On May 5, Bishop’s Stortford couple Denise and Chris Leach gave a home to three Ukranian refugees. Their predicament and trying to imagine their thought processes inspired Denise to write this…
The 24th of February 2022 is stamped in their minds. Everything about life is before or after.
Before, they were laughing and living just like the rest of us. Two years of Covid disruption and abnormality couched inside normality. It affected life and the economy, and they argued with friends and families about the vaccine, masks, jobs and which of the 52 political parties to vote for next.
They woke up to air raid sirens blasting every area of the country and the news that Russia had entered Ukraine. The river of Russian armaments building up at the border had burst the dam and was spilling into their country from the south and the east.

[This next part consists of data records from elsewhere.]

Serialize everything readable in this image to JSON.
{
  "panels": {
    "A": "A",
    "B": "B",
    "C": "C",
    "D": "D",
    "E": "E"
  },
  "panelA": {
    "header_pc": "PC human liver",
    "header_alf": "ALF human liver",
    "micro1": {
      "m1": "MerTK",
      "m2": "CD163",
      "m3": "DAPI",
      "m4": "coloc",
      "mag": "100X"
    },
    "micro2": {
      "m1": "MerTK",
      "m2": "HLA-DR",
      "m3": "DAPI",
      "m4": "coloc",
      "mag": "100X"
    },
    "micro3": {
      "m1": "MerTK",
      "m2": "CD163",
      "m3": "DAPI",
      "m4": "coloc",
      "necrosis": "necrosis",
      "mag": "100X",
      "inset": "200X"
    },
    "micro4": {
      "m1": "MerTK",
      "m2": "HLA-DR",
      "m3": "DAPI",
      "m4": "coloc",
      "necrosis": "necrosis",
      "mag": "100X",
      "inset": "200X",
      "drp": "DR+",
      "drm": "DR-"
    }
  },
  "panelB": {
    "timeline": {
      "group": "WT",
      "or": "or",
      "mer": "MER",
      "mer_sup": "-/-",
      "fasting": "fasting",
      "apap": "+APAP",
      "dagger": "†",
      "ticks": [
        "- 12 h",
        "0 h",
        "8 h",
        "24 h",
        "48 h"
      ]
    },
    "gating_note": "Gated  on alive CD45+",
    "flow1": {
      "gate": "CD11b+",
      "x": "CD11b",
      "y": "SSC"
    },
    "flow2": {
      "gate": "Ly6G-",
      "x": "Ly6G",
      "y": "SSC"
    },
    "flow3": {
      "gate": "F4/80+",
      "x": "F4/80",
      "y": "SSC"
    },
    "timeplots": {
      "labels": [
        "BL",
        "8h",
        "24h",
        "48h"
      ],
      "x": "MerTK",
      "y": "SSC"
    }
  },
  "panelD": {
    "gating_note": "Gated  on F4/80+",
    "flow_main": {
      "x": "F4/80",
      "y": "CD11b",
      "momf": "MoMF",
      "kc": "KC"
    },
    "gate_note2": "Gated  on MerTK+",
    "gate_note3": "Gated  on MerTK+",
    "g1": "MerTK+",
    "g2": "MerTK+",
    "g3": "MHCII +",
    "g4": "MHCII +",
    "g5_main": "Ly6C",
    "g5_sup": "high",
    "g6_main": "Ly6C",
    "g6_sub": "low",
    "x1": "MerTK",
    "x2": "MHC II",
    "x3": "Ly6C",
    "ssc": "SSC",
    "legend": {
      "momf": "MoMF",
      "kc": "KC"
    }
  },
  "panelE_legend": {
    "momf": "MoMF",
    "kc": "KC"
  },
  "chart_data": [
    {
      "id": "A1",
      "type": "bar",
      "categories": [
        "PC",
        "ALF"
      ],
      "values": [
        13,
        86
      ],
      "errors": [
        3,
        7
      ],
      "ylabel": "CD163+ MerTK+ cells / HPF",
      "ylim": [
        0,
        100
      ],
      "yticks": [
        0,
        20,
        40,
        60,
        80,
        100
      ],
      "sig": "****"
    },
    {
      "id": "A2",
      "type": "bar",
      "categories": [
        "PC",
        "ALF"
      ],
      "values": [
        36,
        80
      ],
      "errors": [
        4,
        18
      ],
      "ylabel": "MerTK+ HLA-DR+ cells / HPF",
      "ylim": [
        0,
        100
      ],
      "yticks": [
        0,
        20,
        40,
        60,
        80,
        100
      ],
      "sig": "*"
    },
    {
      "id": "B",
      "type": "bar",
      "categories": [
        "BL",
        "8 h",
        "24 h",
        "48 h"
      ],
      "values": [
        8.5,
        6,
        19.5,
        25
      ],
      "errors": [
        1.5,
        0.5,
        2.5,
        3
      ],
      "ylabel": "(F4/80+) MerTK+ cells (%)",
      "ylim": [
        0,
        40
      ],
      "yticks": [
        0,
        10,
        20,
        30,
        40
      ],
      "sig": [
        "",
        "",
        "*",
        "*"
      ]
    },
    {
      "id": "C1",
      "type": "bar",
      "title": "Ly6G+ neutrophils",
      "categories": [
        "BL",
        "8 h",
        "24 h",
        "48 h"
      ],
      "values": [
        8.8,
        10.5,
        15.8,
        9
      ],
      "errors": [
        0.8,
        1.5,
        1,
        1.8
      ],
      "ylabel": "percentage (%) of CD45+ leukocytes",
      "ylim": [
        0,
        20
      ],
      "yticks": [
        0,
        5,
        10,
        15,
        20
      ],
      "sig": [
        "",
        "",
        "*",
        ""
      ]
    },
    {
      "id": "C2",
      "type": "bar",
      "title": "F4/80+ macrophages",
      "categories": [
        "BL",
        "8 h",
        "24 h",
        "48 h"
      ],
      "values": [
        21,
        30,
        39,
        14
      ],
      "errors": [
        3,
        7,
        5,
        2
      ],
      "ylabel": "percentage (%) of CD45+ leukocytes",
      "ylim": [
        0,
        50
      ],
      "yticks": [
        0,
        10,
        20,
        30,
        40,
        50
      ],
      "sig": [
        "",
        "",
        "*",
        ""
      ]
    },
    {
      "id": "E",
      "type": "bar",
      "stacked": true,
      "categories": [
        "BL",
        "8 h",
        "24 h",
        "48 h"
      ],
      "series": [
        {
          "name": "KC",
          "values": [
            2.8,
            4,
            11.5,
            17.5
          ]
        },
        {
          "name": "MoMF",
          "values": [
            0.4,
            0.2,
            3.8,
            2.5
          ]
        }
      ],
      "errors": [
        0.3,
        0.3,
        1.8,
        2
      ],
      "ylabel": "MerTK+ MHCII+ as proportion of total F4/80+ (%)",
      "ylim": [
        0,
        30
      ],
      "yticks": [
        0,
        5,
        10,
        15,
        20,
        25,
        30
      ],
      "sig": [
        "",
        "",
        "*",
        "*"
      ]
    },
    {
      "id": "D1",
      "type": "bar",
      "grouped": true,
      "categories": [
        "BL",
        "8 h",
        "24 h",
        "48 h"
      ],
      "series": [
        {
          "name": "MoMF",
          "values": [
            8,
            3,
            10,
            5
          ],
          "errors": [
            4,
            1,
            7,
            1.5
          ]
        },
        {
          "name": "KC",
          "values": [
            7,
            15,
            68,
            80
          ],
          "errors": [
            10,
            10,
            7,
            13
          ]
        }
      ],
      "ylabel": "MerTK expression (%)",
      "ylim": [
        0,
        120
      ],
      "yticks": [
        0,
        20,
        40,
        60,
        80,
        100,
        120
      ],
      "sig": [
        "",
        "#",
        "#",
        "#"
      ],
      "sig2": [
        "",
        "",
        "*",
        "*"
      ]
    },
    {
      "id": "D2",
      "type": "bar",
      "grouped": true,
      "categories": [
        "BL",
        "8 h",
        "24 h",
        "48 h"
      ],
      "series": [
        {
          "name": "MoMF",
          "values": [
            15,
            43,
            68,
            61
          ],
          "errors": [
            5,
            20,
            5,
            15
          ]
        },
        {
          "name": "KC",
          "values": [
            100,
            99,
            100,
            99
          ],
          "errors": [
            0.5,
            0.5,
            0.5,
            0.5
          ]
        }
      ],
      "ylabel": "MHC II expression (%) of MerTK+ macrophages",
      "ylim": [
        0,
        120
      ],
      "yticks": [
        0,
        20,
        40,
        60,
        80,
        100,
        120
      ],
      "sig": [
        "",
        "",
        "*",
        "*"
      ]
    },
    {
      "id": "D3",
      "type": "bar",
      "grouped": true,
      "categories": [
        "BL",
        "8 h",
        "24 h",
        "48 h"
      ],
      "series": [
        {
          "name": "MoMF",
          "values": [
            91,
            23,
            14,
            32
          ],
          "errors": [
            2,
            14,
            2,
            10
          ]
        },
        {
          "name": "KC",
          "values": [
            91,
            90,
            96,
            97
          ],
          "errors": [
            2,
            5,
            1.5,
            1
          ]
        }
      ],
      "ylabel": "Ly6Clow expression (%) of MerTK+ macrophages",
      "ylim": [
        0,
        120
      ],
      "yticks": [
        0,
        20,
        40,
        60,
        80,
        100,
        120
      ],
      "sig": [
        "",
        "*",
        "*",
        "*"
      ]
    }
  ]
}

The Ukrainian military jumped to it and surprised the world with their courage and tenacity. They were, and are, fighting a war for us all, because this act of aggression left unresolved will escalate and give power to the aggressor.
But a country is not made up of politicians and military personnel, it is the fabric of its people that make it a country and community. People living their lives, day to day, just like us.
And those people couldn’t get out of bed on the 24th February, slip on uniforms and go and fight. They had to sit at home and watch or listen to the news anxiously, cringing every time the sirens went off, sitting in their flats with no shelter to hide in, no basement to deaden the noise.
They had to lie in their beds at night, the sirens and fear shattering their sleep, hearts racing as they worried for their families, their future, their peace.
Their daily lives just ended. Some essential jobs carried on, but day by day, the jobs, schools, shops and places of work disappeared. Either obliterated by bombs or because the people started to run as the Russians advanced across the country.
The children are terrified. The parents want to protect them, so the conversations start about leaving those areas where they still have some sort of choice. The constant barrage of noise and warning sirens disrupt their lives, missiles are shot down in the skies above their towns, but they haven’t been hit. What should they do?
Day by day, life changes. Medicines become harder to get, food prices go up, schools disappear and learning goes online, but who makes them do their work when survival becomes all you think about?
The decision is made to leave. It is bad enough giving up your home, but your husband, parents, friends, families, neighbours and neighbourhood will all be gone too.
You have to face the journey over a war-torn country, trusting that complete strangers are who they say they are and that you will arrive safely – to what exactly?
And to manage that, you have to use financial resources you know your families back home are going to need desperately to survive. You are leaving them; all the right reasons in the world can’t change the guilt you feel about abandoning them.
So you arrive in the country you’ve been rescued by. Relief and gratitude at the kindness of people give you hope and make you smile, and the silence at night is a blessing you can never explain to those around you.
The first days fly by as you try to communicate with those sheltering you and come to grips with the forms and applications you have to fill in to make a life in this new place.
You make some sort of a plan. You can see the need to make a safe base with the right visa, the medical system, the schools for the children and you need to earn some money or sign up for benefits.
All these things are important and take up your mind and your time whilst you get them done, but half of you is still at home with your partner, your parents, the best friends you’ve had to leave behind.
When the administration is done and you are safe, you have enough in your life to be secure now and to get by. You should feel relief, shouldn’t you? But what is going to happen tomorrow? The war is ongoing. Nothing has changed since you made the decision to escape.
Those at home are struggling to find food and fuel. They still can’t sleep at night. They can’t leave. You speak to them every day if you can, but how much can you tell them of your life here? You don’t want to rub salt into their wounds. You dare not post a photo on Facebook with a big smile and a big heart for those who are filling your space today, trying to make you feel good and happy in your new life, because those that know and love you are stuck in a horror they did not choose.
You speak to those at home every day and listen to their worries, you watch the news and cry for your old life. You miss your own life so much it hurts every part of you, yet the relief is also real and floods you. How does one manage both those huge emotions in the same mind and body and function normally?
Then you realise it doesn’t stop here. The war is ongoing. The children are in school, you have found work. You have found some calm, but you are only guaranteed a few months with these people. What if you can’t go home? It is almost certain that you won’t be able to go home this year. So what next? And what happens if Russia wins this war? Ukraine will be behind the Iron Curtain. When you left, you never really considered never coming back.
Peace is not a word you understand any more.
* Denise, 62, lives with husband Chris and their three Ukranian guests – Liuba Tetikh, Oksana Fuhel and Oksana’s daughter Kateryna – in Lincoln Close, Thorley Park. Denise attends twice-monthly meetings of writing group The Bishop’s Stortford Scribblers.